Both Tom and Michele went through the Navy’s “A” and “B” schools, basic to specific job training in a desired field, respectively, to gain practical hands-on experience with the concepts they would deal with out in the field.

What made them want to be in the Navy over the other branches of the military were their fathers, who served during World War II. Now, they said they won’t push the Navy or the Armed Forces on their two children, Joshua and Matthew, oldest and youngest, respectively.

“If it wasn’t so dangerous for my sons, I think we would’ve pushed our sons to join,” said Michele, referencing the early 2000s era. “I don’t think any mother would push their children in a wartime situation.”

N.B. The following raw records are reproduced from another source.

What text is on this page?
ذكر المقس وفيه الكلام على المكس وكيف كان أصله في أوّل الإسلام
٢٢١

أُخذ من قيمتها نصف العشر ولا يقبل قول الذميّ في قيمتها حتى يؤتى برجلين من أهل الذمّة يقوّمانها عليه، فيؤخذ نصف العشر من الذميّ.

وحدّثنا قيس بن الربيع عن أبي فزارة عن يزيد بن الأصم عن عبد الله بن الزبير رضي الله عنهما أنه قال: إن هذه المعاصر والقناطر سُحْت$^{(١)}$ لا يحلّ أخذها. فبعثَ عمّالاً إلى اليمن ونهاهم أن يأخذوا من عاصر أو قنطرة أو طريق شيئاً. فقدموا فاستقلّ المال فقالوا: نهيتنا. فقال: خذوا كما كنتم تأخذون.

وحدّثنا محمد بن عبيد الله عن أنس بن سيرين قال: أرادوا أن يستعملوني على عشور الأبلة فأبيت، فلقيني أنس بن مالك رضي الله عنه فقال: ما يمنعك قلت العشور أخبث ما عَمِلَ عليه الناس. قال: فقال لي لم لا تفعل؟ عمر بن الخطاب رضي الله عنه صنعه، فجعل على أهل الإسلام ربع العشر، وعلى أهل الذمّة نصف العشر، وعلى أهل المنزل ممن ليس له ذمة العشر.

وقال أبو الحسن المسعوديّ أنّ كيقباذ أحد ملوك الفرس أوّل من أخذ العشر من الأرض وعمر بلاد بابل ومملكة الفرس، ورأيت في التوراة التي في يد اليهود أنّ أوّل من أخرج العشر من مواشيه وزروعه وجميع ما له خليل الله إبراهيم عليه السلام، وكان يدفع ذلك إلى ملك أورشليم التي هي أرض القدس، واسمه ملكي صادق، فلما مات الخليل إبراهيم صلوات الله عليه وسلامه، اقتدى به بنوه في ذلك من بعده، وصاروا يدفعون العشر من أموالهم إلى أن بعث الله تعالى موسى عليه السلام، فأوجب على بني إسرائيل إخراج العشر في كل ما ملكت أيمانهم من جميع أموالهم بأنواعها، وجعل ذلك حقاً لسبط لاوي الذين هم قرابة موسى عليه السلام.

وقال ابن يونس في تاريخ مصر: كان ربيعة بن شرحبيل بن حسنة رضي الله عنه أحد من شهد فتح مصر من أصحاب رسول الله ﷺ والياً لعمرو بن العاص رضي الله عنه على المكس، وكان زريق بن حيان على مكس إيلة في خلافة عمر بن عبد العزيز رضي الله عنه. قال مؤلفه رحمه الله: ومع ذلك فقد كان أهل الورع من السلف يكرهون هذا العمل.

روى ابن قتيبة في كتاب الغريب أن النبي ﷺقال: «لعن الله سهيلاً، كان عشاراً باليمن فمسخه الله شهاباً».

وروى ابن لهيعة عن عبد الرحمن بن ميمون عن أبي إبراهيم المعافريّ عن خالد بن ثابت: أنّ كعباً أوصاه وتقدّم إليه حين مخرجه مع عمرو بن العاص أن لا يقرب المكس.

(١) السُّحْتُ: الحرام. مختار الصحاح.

“Josh is in journalism, and then Disney called and he’s now working for the mouse,” said Tom. “He loves it.”

Matthew, they said, has started a family with his wife, Erin, and they have a 4-month-old, Jack. There are plans set for him to soon take over the family business, Leonard Electric, which they used their Navy schooling for.

The two said they try to push the basic values of the military on their children, such as “manners, having the love of your country and the responsibility you have to the country to keep it on its toes to push forward and make positive changes.”

The Leonards, however, did experience the stress of missing each other and being apart in the Navy when they married, but they recognized that it’s one of the sacrifices you make when you enlist.

“It’s a lot of hardship being in the military,” said Tom. “One is deployed, one is at home, or we’d both be deployed in different places. It’s a lot of stress.”

“I cried every night,” said Michele. “You just have to get through it because you have no choice.”

Despite the separation, the Leonards are beyond grateful for the opportunity to travel around the world and meet different kinds of people they likely wouldn’t have met if they stayed in Mantua.

The couple has been to places such as Greece, Scotland, Italy and France — to name a few — and they said they met people who expressed the utmost kindness to complete strangers.

“It broadens you to travel because you get to meet people unlike yourself,” said Michele. “You also get a sense people are people no matter wherever you go. It doesn’t matter what country they’re from. You all want the same things.”

They said if anyone is unsure of what to do with their lives, to consider enlisting in the military.

“The old part about having someone scream in your face during bootcamp — that’s real,” said Michele. “They do tear you down, but they build you back up again and the foundation they give you is fantastic.”

As they head on to 37 years of marriage, the two reminisce on what they’ve been through in the Navy and are happy for the positive effect it has on their lives.

“I absolutely loved my time and the people I met,” said Michele. “One of the people I met was me and I liked me. I think that had a lot to do with the travel and you can really find yourself. I found quite a few things that I hold dear to myself.”